Since I’ve already expanded the geographic scope of the blog, I figure why not expand the substantive scope as well. Mainly, since I now get home before 8:30 pm I’m trying to cook more. And since cooking makes it easier to do so I’m trying to eat healthier and more locally whenever possible. I thought in this case that I might show you some food related things as well craft related things from now on. Let’s give it a go shall we? So with that in mind…
Today was a very exciting day for me. Today was pick-up day, for the first week of the Fall CSA I joined. I signed up for a half share of the Fall Semester CSA from Wimer’s Organics, so I get a giant box of organic veggies every other week. Gladly it’s only every other week because there is no way little old me could eat all that food by herself every week. I will have to practice using the more perishable items earlier in the times between boxes.
Here’s what’s in this weeks box: Lettuce, Cabbage, a huge Daikon Radish, Cherry Tomatoes, a few Heirloom Tomatoes, Scallions, Shallots, Garlic, Red Potatoes, a sizable head of Broccoli and a lovely little Acorn Squash.

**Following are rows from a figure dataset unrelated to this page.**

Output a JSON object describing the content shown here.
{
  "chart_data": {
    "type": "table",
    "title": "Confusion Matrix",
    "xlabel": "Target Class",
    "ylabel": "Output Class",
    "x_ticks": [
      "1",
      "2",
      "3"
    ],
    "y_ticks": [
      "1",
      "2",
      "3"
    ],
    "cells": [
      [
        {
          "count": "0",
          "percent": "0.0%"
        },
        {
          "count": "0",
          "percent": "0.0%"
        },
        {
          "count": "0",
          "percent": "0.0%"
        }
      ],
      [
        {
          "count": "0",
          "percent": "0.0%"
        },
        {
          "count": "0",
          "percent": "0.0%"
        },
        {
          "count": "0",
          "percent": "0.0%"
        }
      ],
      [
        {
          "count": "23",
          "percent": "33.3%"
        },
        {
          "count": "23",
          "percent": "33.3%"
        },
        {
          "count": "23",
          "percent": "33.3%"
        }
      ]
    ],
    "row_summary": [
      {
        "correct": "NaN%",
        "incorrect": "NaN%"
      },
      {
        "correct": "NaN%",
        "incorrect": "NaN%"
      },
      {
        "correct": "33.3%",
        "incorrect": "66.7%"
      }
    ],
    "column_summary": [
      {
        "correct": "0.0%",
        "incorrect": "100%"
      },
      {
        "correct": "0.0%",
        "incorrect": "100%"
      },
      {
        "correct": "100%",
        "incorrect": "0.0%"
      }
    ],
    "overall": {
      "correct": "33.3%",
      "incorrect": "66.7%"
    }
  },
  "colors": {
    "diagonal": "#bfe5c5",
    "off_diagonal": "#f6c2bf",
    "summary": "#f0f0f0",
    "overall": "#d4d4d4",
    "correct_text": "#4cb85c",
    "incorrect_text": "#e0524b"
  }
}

Part of what appealed to me about joining a CSA was the exposure to veggies I probably wouldn’t buy on my own. Many of my friends in CSAs talk about how they have to come up with ways to use things they never cook with. I would really like to be forced into expanding the scope of the foods I usually make and getting out of my food rut. A number of veggies in the box fall into that category, while others are personal favorites. I’ve been spending my evening scouring the internet for recipe options. I’m most intrigued by the Daikon Radish and it’s possibilities for Asian inspired yumminess.
I’m headed back to DC for the weekend & I’m going to take some veggies back with me to cook there. Hopefully I will have something nice to show you when I get back.